Without this setting enabled, content detected in prompts and responses are limited to sensitive information only.

Note

To capture AI content, you must have the Content contains classifiers condition set to All.

Cloud apps detection

If any unmanaged cloud app or adaptive app scopes data sources have been added to the policy, you must choose how to detect this data. You can choose:

Browser - Detect sensitive data shared with unmanaged cloud apps through the Microsoft Edge browser when on a managed work device. Currently only applies to the following AI apps: ChatGPT, DeepSeek, Google Gemini, and Microsoft Copilot. See supported browsers to confirm your version of the Microsoft Edge browser supports browser detection.
Network - Detect sensitive data shared with unmanaged cloud apps through browsers, apps, APIs, and more, with an integrated Secure Service Edge (SSE) provider and Purview network data security.

Next steps

After creating a collection policy there may be required next steps to take depending on the configured settings.
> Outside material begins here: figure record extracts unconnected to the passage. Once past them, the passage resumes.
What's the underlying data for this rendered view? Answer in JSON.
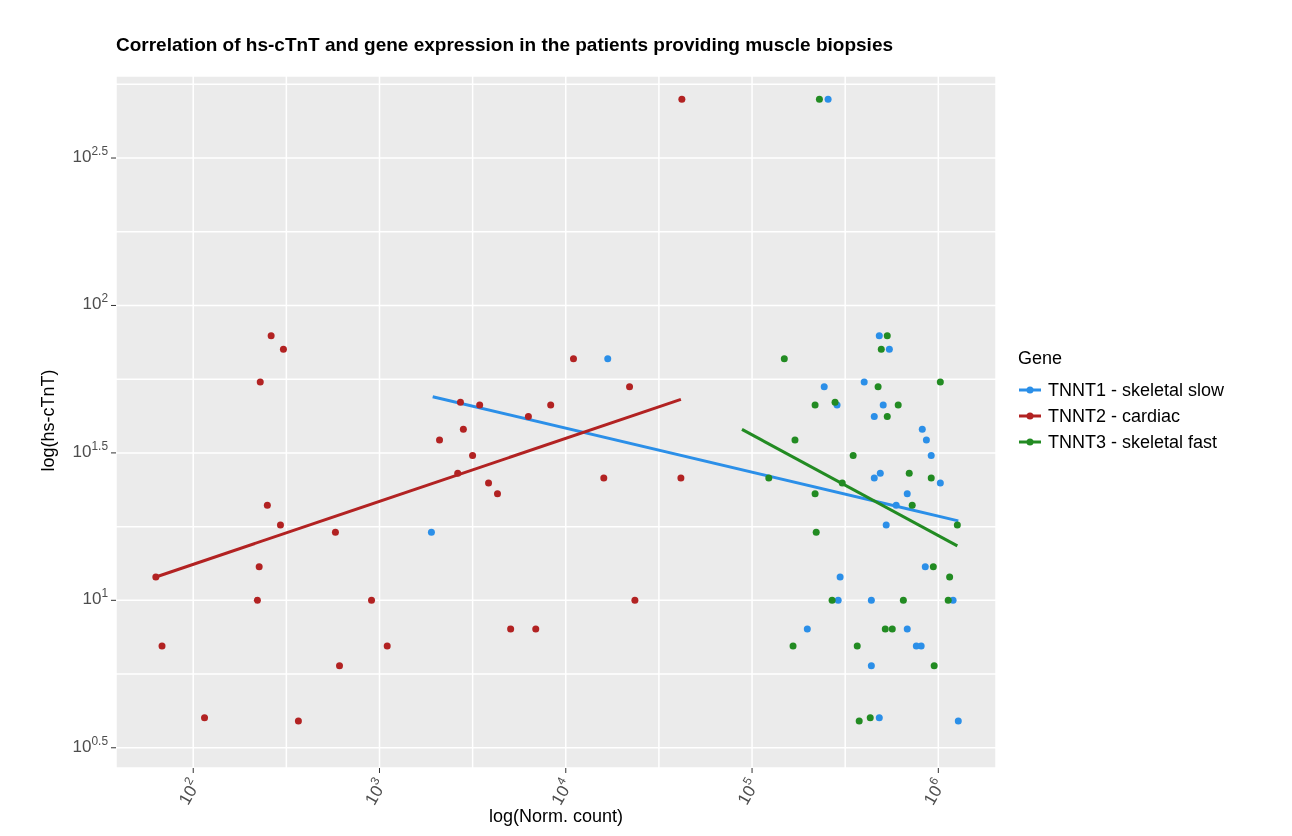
{
  "chart_data": {
    "type": "scatter",
    "title": "Correlation of hs-cTnT and gene expression in the patients providing muscle biopsies",
    "xlabel": "log(Norm. count)",
    "ylabel": "log(hs-cTnT)",
    "legend_title": "Gene",
    "legend": "right",
    "grid": true,
    "log": "xy",
    "xlim": [
      38.5,
      2040000
    ],
    "ylim": [
      2.7,
      600
    ],
    "xticks": [
      {
        "value": 100,
        "label": "10$^{2}$"
      },
      {
        "value": 316.2,
        "label": null
      },
      {
        "value": 1000,
        "label": "10$^{3}$"
      },
      {
        "value": 3162,
        "label": null
      },
      {
        "value": 10000,
        "label": "10$^{4}$"
      },
      {
        "value": 31623,
        "label": null
      },
      {
        "value": 100000,
        "label": "10$^{5}$"
      },
      {
        "value": 316228,
        "label": null
      },
      {
        "value": 1000000,
        "label": "10$^{6}$"
      }
    ],
    "yticks": [
      {
        "value": 3.162,
        "label": "10$^{0.5}$"
      },
      {
        "value": 5.623,
        "label": null
      },
      {
        "value": 10,
        "label": "10$^{1}$"
      },
      {
        "value": 17.78,
        "label": null
      },
      {
        "value": 31.62,
        "label": "10$^{1.5}$"
      },
      {
        "value": 56.23,
        "label": null
      },
      {
        "value": 100,
        "label": "10$^{2}$"
      },
      {
        "value": 177.8,
        "label": null
      },
      {
        "value": 316.2,
        "label": "10$^{2.5}$"
      },
      {
        "value": 562.3,
        "label": null
      }
    ],
    "series": [
      {
        "name": "TNNT1 - skeletal slow",
        "marker": "circle",
        "color": "#2b8fe8",
        "x": [
          1900,
          16800,
          256000,
          482000,
          546000,
          244000,
          400000,
          286000,
          506000,
          453000,
          820000,
          863000,
          916000,
          488000,
          453000,
          1025000,
          681000,
          594000,
          525000,
          851000,
          297000,
          290000,
          437000,
          1200000,
          198000,
          681000,
          762000,
          809000,
          437000,
          482000,
          1280000
        ],
        "values": [
          17,
          66,
          500,
          79,
          71,
          53,
          55,
          46,
          46,
          42,
          38,
          35,
          31,
          27,
          26,
          25,
          23,
          21,
          18,
          13,
          12,
          10,
          10,
          10,
          8,
          8,
          7,
          7,
          6,
          4,
          3.9
        ]
      },
      {
        "name": "TNNT2 - cardiac",
        "marker": "circle",
        "color": "#b22222",
        "x": [
          262,
          305,
          229,
          2720,
          3450,
          6300,
          8300,
          11000,
          2820,
          2100,
          3160,
          2630,
          3850,
          4300,
          250,
          294,
          580,
          63,
          226,
          221,
          906,
          68,
          1100,
          610,
          115,
          367,
          5060,
          6900,
          42000,
          22000,
          16000,
          41500,
          23500
        ],
        "values": [
          79,
          71,
          55,
          47,
          46,
          42,
          46,
          66,
          38,
          35,
          31,
          27,
          25,
          23,
          21,
          18,
          17,
          12,
          13,
          10,
          10,
          7,
          7,
          6,
          4,
          3.9,
          8,
          8,
          500,
          53,
          26,
          26,
          10
        ]
      },
      {
        "name": "TNNT3 - skeletal fast",
        "marker": "circle",
        "color": "#228b22",
        "x": [
          230000,
          532000,
          494000,
          149000,
          1025000,
          475000,
          218000,
          279000,
          609000,
          532000,
          170000,
          349000,
          698000,
          916000,
          123000,
          305000,
          218000,
          724000,
          1265000,
          221000,
          940000,
          1150000,
          269000,
          649000,
          1130000,
          519000,
          566000,
          166000,
          367000,
          950000,
          376000,
          431000
        ],
        "values": [
          500,
          79,
          71,
          66,
          55,
          53,
          46,
          47,
          46,
          42,
          35,
          31,
          27,
          26,
          26,
          25,
          23,
          21,
          18,
          17,
          13,
          12,
          10,
          10,
          10,
          8,
          8,
          7,
          7,
          6,
          3.9,
          4
        ]
      },
      {
        "type": "line",
        "marker": "none",
        "color": "#2b8fe8",
        "line_style": "solid",
        "x": [
          1930,
          1280000
        ],
        "values": [
          49,
          18.6
        ]
      },
      {
        "type": "line",
        "marker": "none",
        "color": "#b22222",
        "line_style": "solid",
        "x": [
          63,
          41500
        ],
        "values": [
          12,
          48
        ]
      },
      {
        "type": "line",
        "marker": "none",
        "color": "#228b22",
        "line_style": "solid",
        "x": [
          88300,
          1265000
        ],
        "values": [
          38,
          15.3
        ]
      }
    ]
  }
}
If Browser detection is enabled, you must use the Microsoft Edge management service to ensure users included in the policy can’t share data to cloud apps in other browsers, like Chrome or Firefox. See Activate your DLP policy in Microsoft Edge.
If Network detection is enabled, you must add and configure one or more Secure Access Service Edge (SASE) or Secure Service Edge (SSE) integrations in DLP settings to begin detecting network traffic. See SASE provider integrations.

Pay-as-you-go features

The following collection policy data sources and features are pay-as-you-go and require an Azure subscription to be linked before creating a policy. Learn more about pay-as-you-go billing.

Copilot experiences
Enterprise AI
Unmanaged cloud app activity detected through Purview network data security

Privacy notice for Enterprise AI and Network Data Security

Enterprise AI data sources and network data security integrations might require integration with a third-party app or provider. It's important to note, if you choose to enable any third-party integration, they'll have access to and may store some policy configuration, including user identifiers. In this case, the third-party's terms, conditions, and privacy policy will govern the usage and storage of this data.